Aslında daha da sıralanabilecek olan bu çeşit kusurların ve kabahatların hiçbiri Osman Turan’da yoktu. O tertemiz bir vatan evlâdı idi. Bu sayılan nakisler, başkalarında, başka yerlerde bulunabilirdi, fakat büyük vatan evlâdı Prof. Osman Turan’da asla.

Mahkeme kararı olmadan, hiç kimsenin suçlu sayılıp cezaya çarptırılamayacağı hukukun en değişmez prensibi olduğuna göre, Prof. Osman Turan hangi mahkemenin verdiği mahkûmiyet kararından dolayı Türk Tarih Kurumu’ndan kovulmuştu? Bu pek açık – seçik haksızlıktır.
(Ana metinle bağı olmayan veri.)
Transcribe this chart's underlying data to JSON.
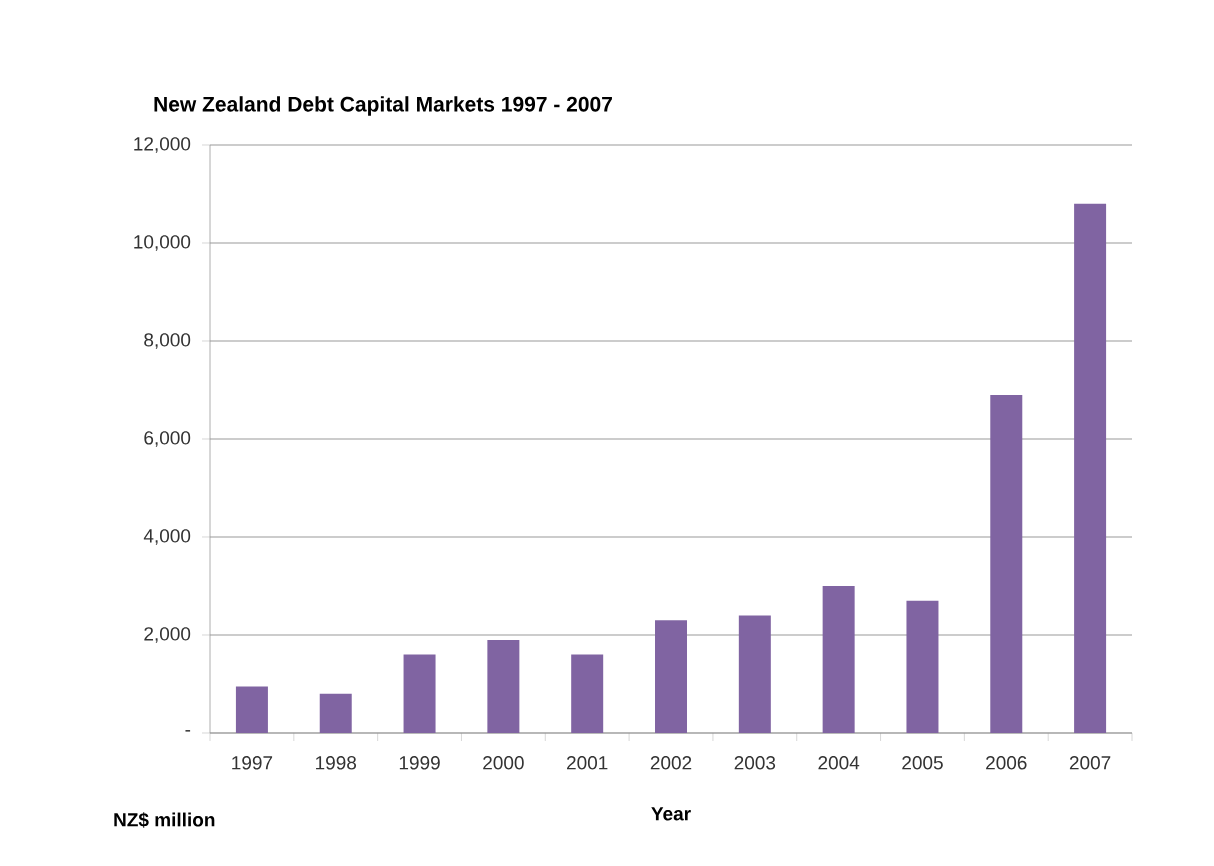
{
  "chart_data": {
    "type": "bar",
    "title": "New Zealand Debt Capital Markets 1997 - 2007",
    "xlabel": "Year",
    "annotations": [
      "NZ$ million"
    ],
    "categories": [
      "1997",
      "1998",
      "1999",
      "2000",
      "2001",
      "2002",
      "2003",
      "2004",
      "2005",
      "2006",
      "2007"
    ],
    "values": [
      950,
      800,
      1600,
      1900,
      1600,
      2300,
      2400,
      3000,
      2700,
      6900,
      10800
    ],
    "color": "#8064a2",
    "ylim": [
      0,
      12000
    ],
    "yticks": [
      {
        "value": 0,
        "label": "-"
      },
      {
        "value": 2000,
        "label": "2,000"
      },
      {
        "value": 4000,
        "label": "4,000"
      },
      {
        "value": 6000,
        "label": "6,000"
      },
      {
        "value": 8000,
        "label": "8,000"
      },
      {
        "value": 10000,
        "label": "10,000"
      },
      {
        "value": 12000,
        "label": "12,000"
      }
    ],
    "grid": "y"
  }
}
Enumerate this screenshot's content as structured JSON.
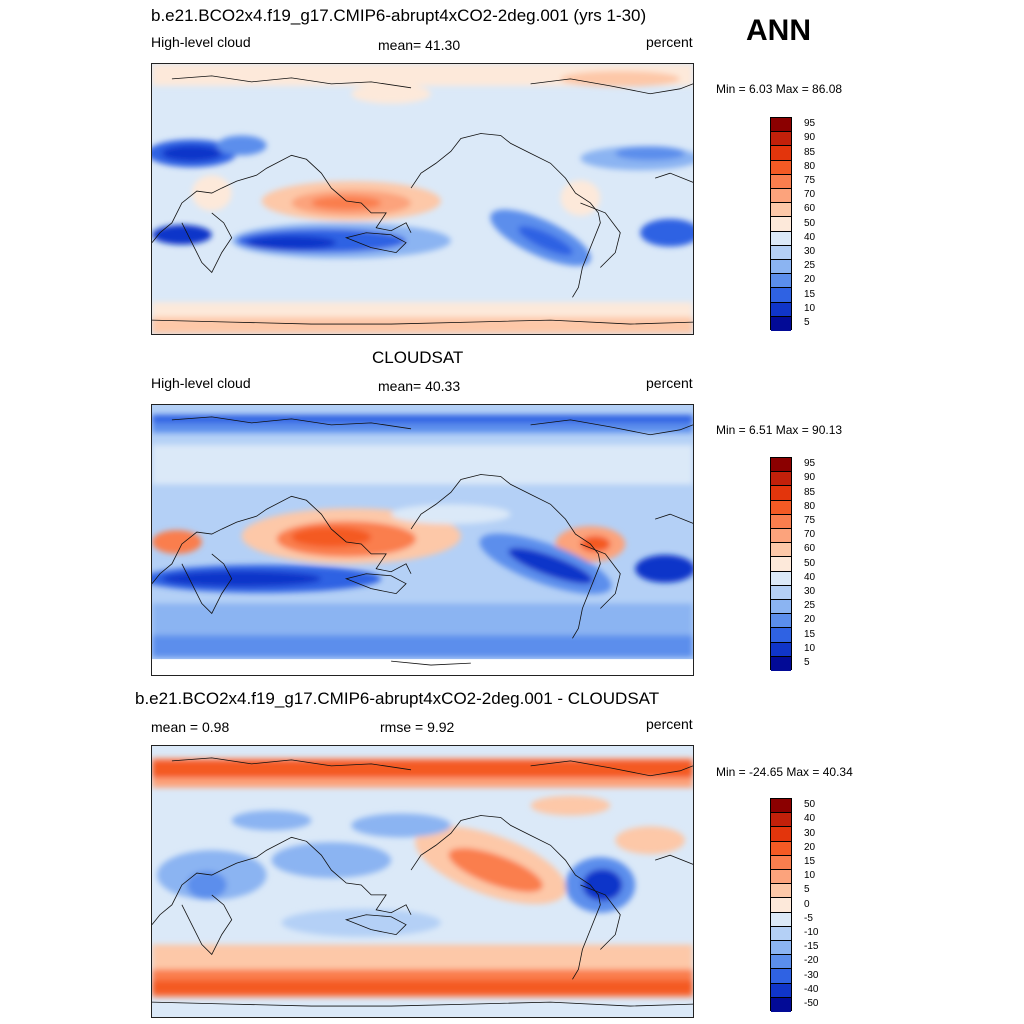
{
  "season": "ANN",
  "units": "percent",
  "panels": [
    {
      "id": "model",
      "title": "b.e21.BCO2x4.f19_g17.CMIP6-abrupt4xCO2-2deg.001 (yrs 1-30)",
      "left_label": "High-level cloud",
      "center_label": "mean=  41.30",
      "right_label": "percent",
      "minmax": "Min =   6.03 Max =  86.08"
    },
    {
      "id": "obs",
      "title": "CLOUDSAT",
      "left_label": "High-level cloud",
      "center_label": "mean=  40.33",
      "right_label": "percent",
      "minmax": "Min =   6.51 Max =  90.13"
    },
    {
      "id": "diff",
      "title": "b.e21.BCO2x4.f19_g17.CMIP6-abrupt4xCO2-2deg.001 - CLOUDSAT",
      "left_label": "mean =   0.98",
      "center_label": "rmse =    9.92",
      "right_label": "percent",
      "minmax": "Min = -24.65 Max =  40.34"
    }
  ],
  "chart_data": [
    {
      "type": "heatmap",
      "name": "model",
      "colorbar_levels": [
        "95",
        "90",
        "85",
        "80",
        "75",
        "70",
        "60",
        "50",
        "40",
        "30",
        "25",
        "20",
        "15",
        "10",
        "5"
      ],
      "colorbar_colors": [
        "#8b0000",
        "#c2200a",
        "#e3350c",
        "#f45a24",
        "#fa7e4e",
        "#fca37c",
        "#fdc8a8",
        "#fde9da",
        "#dbe9f8",
        "#b4d0f6",
        "#8bb4f2",
        "#5b8eec",
        "#2f62e3",
        "#1035c9",
        "#020a96"
      ],
      "range": [
        6.03,
        86.08
      ]
    },
    {
      "type": "heatmap",
      "name": "obs",
      "colorbar_levels": [
        "95",
        "90",
        "85",
        "80",
        "75",
        "70",
        "60",
        "50",
        "40",
        "30",
        "25",
        "20",
        "15",
        "10",
        "5"
      ],
      "colorbar_colors": [
        "#8b0000",
        "#c2200a",
        "#e3350c",
        "#f45a24",
        "#fa7e4e",
        "#fca37c",
        "#fdc8a8",
        "#fde9da",
        "#dbe9f8",
        "#b4d0f6",
        "#8bb4f2",
        "#5b8eec",
        "#2f62e3",
        "#1035c9",
        "#020a96"
      ],
      "range": [
        6.51,
        90.13
      ]
    },
    {
      "type": "heatmap",
      "name": "diff",
      "colorbar_levels": [
        "50",
        "40",
        "30",
        "20",
        "15",
        "10",
        "5",
        "0",
        "-5",
        "-10",
        "-15",
        "-20",
        "-30",
        "-40",
        "-50"
      ],
      "colorbar_colors": [
        "#8b0000",
        "#c2200a",
        "#e3350c",
        "#f45a24",
        "#fa7e4e",
        "#fca37c",
        "#fdc8a8",
        "#fde9da",
        "#dbe9f8",
        "#b4d0f6",
        "#8bb4f2",
        "#5b8eec",
        "#2f62e3",
        "#1035c9",
        "#020a96"
      ],
      "range": [
        -24.65,
        40.34
      ]
    }
  ]
}
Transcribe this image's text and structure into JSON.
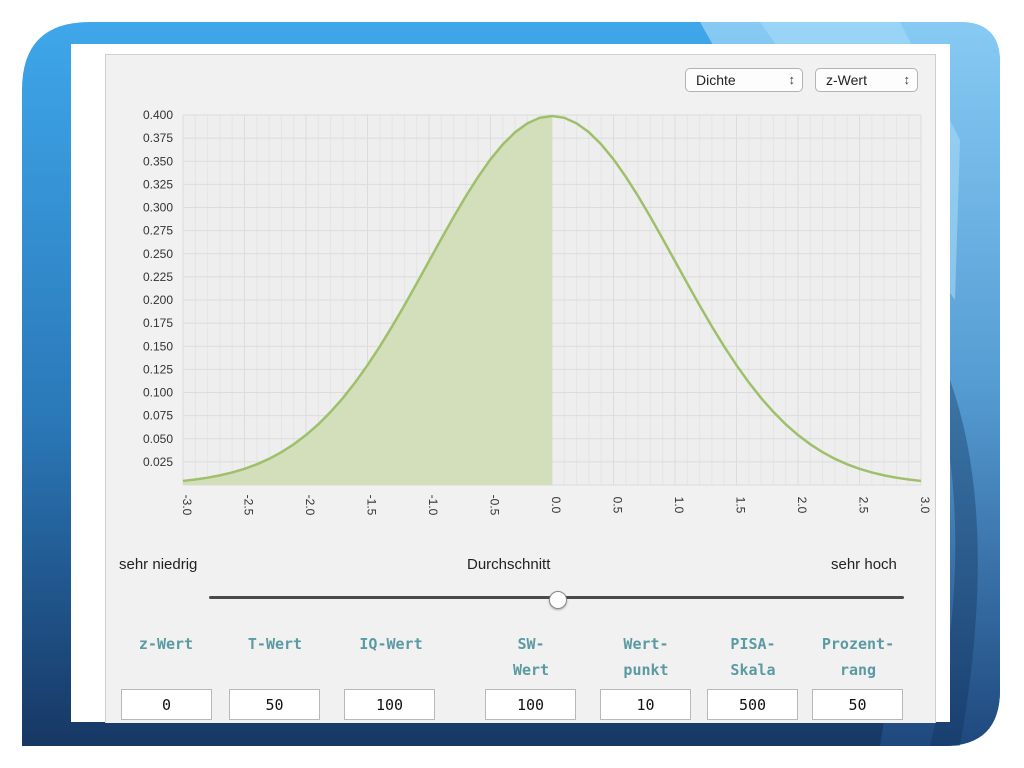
{
  "controls": {
    "display_select": "Dichte",
    "scale_select": "z-Wert"
  },
  "chart_data": {
    "type": "area",
    "distribution": "standard-normal-density",
    "x": [
      -3.0,
      -2.9,
      -2.8,
      -2.7,
      -2.6,
      -2.5,
      -2.4,
      -2.3,
      -2.2,
      -2.1,
      -2.0,
      -1.9,
      -1.8,
      -1.7,
      -1.6,
      -1.5,
      -1.4,
      -1.3,
      -1.2,
      -1.1,
      -1.0,
      -0.9,
      -0.8,
      -0.7,
      -0.6,
      -0.5,
      -0.4,
      -0.3,
      -0.2,
      -0.1,
      0.0,
      0.1,
      0.2,
      0.3,
      0.4,
      0.5,
      0.6,
      0.7,
      0.8,
      0.9,
      1.0,
      1.1,
      1.2,
      1.3,
      1.4,
      1.5,
      1.6,
      1.7,
      1.8,
      1.9,
      2.0,
      2.1,
      2.2,
      2.3,
      2.4,
      2.5,
      2.6,
      2.7,
      2.8,
      2.9,
      3.0
    ],
    "y": [
      0.0044,
      0.006,
      0.0079,
      0.0104,
      0.0136,
      0.0175,
      0.0224,
      0.0283,
      0.0355,
      0.044,
      0.054,
      0.0656,
      0.079,
      0.094,
      0.1109,
      0.1295,
      0.1497,
      0.1714,
      0.1942,
      0.2179,
      0.242,
      0.2661,
      0.2897,
      0.3123,
      0.3332,
      0.3521,
      0.3683,
      0.3814,
      0.391,
      0.397,
      0.3989,
      0.397,
      0.391,
      0.3814,
      0.3683,
      0.3521,
      0.3332,
      0.3123,
      0.2897,
      0.2661,
      0.242,
      0.2179,
      0.1942,
      0.1714,
      0.1497,
      0.1295,
      0.1109,
      0.094,
      0.079,
      0.0656,
      0.054,
      0.044,
      0.0355,
      0.0283,
      0.0224,
      0.0175,
      0.0136,
      0.0104,
      0.0079,
      0.006,
      0.0044
    ],
    "shaded_upto_x": 0.0,
    "xlim": [
      -3.0,
      3.0
    ],
    "ylim": [
      0.0,
      0.4
    ],
    "x_ticks": [
      "-3.0",
      "-2.5",
      "-2.0",
      "-1.5",
      "-1.0",
      "-0.5",
      "0.0",
      "0.5",
      "1.0",
      "1.5",
      "2.0",
      "2.5",
      "3.0"
    ],
    "y_ticks": [
      "0.025",
      "0.050",
      "0.075",
      "0.100",
      "0.125",
      "0.150",
      "0.175",
      "0.200",
      "0.225",
      "0.250",
      "0.275",
      "0.300",
      "0.325",
      "0.350",
      "0.375",
      "0.400"
    ],
    "grid": true,
    "line_color": "#9fc06a",
    "fill_color": "#d3dfbb"
  },
  "scale_labels": {
    "low": "sehr niedrig",
    "mid": "Durchschnitt",
    "high": "sehr hoch"
  },
  "slider": {
    "value": 0.0,
    "min": -3.0,
    "max": 3.0
  },
  "scores": [
    {
      "head1": "z-Wert",
      "head2": "",
      "value": "0"
    },
    {
      "head1": "T-Wert",
      "head2": "",
      "value": "50"
    },
    {
      "head1": "IQ-Wert",
      "head2": "",
      "value": "100"
    },
    {
      "head1": "SW-",
      "head2": "Wert",
      "value": "100"
    },
    {
      "head1": "Wert-",
      "head2": "punkt",
      "value": "10"
    },
    {
      "head1": "PISA-",
      "head2": "Skala",
      "value": "500"
    },
    {
      "head1": "Prozent-",
      "head2": "rang",
      "value": "50"
    }
  ],
  "colors": {
    "header_text": "#5a9aa2",
    "slide_blue_light": "#5fb6ee",
    "slide_blue_dark": "#1c3e6e"
  }
}
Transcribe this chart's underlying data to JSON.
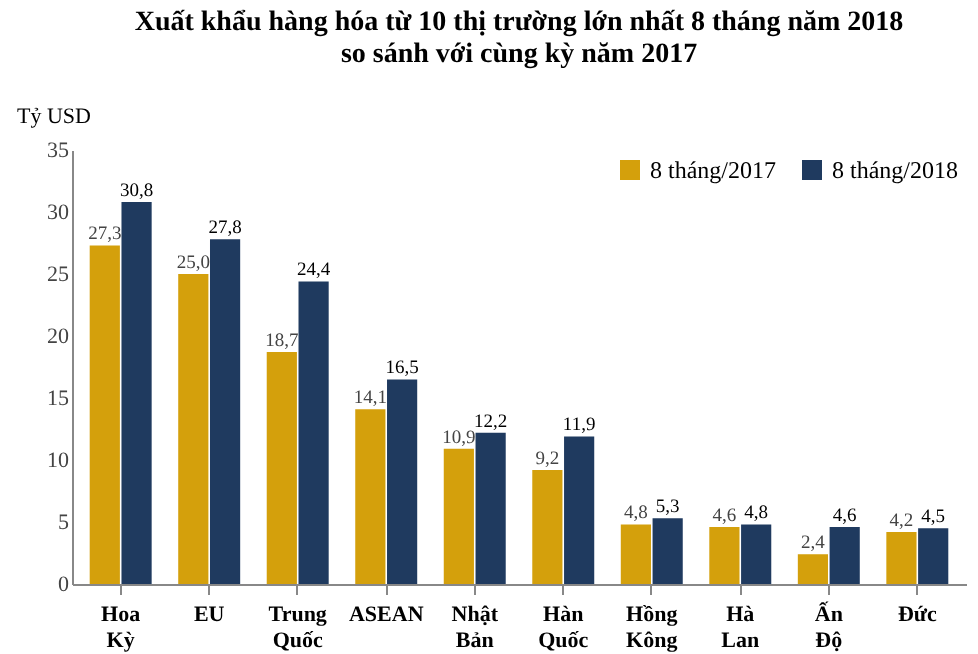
{
  "chart_data": {
    "type": "bar",
    "title": "Xuất khẩu hàng hóa từ 10 thị trường lớn nhất 8 tháng năm 2018",
    "subtitle": "so sánh với cùng kỳ năm 2017",
    "ylabel": "Tỷ USD",
    "categories": [
      "Hoa Kỳ",
      "EU",
      "Trung Quốc",
      "ASEAN",
      "Nhật Bản",
      "Hàn Quốc",
      "Hồng Kông",
      "Hà Lan",
      "Ấn Độ",
      "Đức"
    ],
    "series": [
      {
        "name": "8 tháng/2017",
        "color": "#d4a00c",
        "values": [
          27.3,
          25.0,
          18.7,
          14.1,
          10.9,
          9.2,
          4.8,
          4.6,
          2.4,
          4.2
        ],
        "value_labels": [
          "27,3",
          "25,0",
          "18,7",
          "14,1",
          "10,9",
          "9,2",
          "4,8",
          "4,6",
          "2,4",
          "4,2"
        ]
      },
      {
        "name": "8 tháng/2018",
        "color": "#1f3a5f",
        "values": [
          30.8,
          27.8,
          24.4,
          16.5,
          12.2,
          11.9,
          5.3,
          4.8,
          4.6,
          4.5
        ],
        "value_labels": [
          "30,8",
          "27,8",
          "24,4",
          "16,5",
          "12,2",
          "11,9",
          "5,3",
          "4,8",
          "4,6",
          "4,5"
        ]
      }
    ],
    "ylim": [
      0,
      35
    ],
    "yticks": [
      0,
      5,
      10,
      15,
      20,
      25,
      30,
      35
    ],
    "grid": false,
    "legend": "top right"
  }
}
Esasında o mevcut üyeler arasında Kurum’dan en son kovulması düşünebilecek bir kimsedir.

Şimdi vatanseverliklerinden ve ilimseverliklerinden asla şüphe etmediğimiz muvafık veya muhalif milletvekillerimizin, hattâ Türk hükümetinin ve basının eşine rastlanmayan bu haksız ve yersiz muamelenin tamir edilmesi için harekete geçmelerini umuyor ve bekliyoruz.

Türk Tarih Kurumu’nun, ciddi Türk tarihi profesörlerini üye almakta inat etmeleri yetmiyormuş gibi, 30 yıllık üyelerine rağmen 30 sahife yazı yazmamış olanlar dururken, bir de 30 yıl önce üye olmuş, cilt cilt eserlere sahip, vatansever, Selçuklu Devri Türk Tarihçisine tahammül edememeleri karşısında hangi memleketini seven Türk isyan etmez?